Carmine Abate: "Vi racconto di Segantini e del mio cercatore di luce"

Esce l'ultimo libro dello scrittore di origini calabresi, ma trapiantato in Trentino, già vincitore del Campiello. Una storia che parte dalla Scanuppia, la montagna sopra Besenello. Romanzo famigliare che unisce il pittore di Arco e un ragazzino

Carlo ha dodici anni quando sale in Scanuppia, la montagna sopra Besenello, per trascorrere le vacanze estive nella baita di famiglia. I genitori non fanno che litigare, la tensione è palpabile, eppure un inatteso sollievo lo coglie quando si immerge nel dipinto appeso nella sua stanza: una giovane donna con un bambino tra le braccia.

Un quadro misterioso che attira il ragazzino, che però non ne conosce l'autore. Sarà la nonna di Carlo, la vecchia Moma, a raccontargli la storia della mano che dipinse il capolavoro: Giovanni Segantini. 

Parte da qui l'ultimo romanzo di Carmine Abate, edito da Mondadori. "Il cercatore di luce", storia che si dipana tra Besenello e l'Alto Garda, ma che arriva poi alle vette svizzere di Maloja.

Un romanzo diviso in tre parti - la Vita, la Natura, la Morte - proprio come il trittico di Segantini. Pennellate di scrittura con i tratti di un libro giallo.

Come il famoso quadro di Segantini sia arrivato nella baita in Scanuppia lo si ricostruisce pian piano, in una storia famigliare che attinge dal passato ma tocca anche l'attualità, quella di Besenello ad esempio e pure le prese di posizione sulla Valdastico.

Carmine Abate, già vincitore del premio Campiello, con la "Collina del Vento", si è messo sulle tracce di Segantini per mesi.
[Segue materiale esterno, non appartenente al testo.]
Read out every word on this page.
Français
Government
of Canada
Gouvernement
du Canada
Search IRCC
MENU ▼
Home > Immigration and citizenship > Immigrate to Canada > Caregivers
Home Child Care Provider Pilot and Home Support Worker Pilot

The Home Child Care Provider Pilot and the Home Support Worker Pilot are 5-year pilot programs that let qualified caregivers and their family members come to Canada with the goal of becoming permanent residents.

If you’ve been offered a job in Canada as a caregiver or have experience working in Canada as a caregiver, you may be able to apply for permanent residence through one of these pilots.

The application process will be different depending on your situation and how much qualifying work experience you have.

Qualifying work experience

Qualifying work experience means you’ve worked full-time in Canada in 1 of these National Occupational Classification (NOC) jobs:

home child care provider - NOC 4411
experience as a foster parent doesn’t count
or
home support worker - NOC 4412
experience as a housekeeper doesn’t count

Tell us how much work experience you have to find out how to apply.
Ma nel libro non manca un riferimento alla sua terra, la Calabria, a quella minoranza arbëreshe nata nel 400 dai profughi in fuga dall'impero Ottomano.  

Dico che non bisogna tagliare il cordone con la propria terra di origine, preferisco vivere "per addizione", storie e luoghi che si aggiungono e costruiscono le infinite vicissitudini della storia personale di ognuno. Anche "il Cercatore di luce" è un romanzo di luoghi.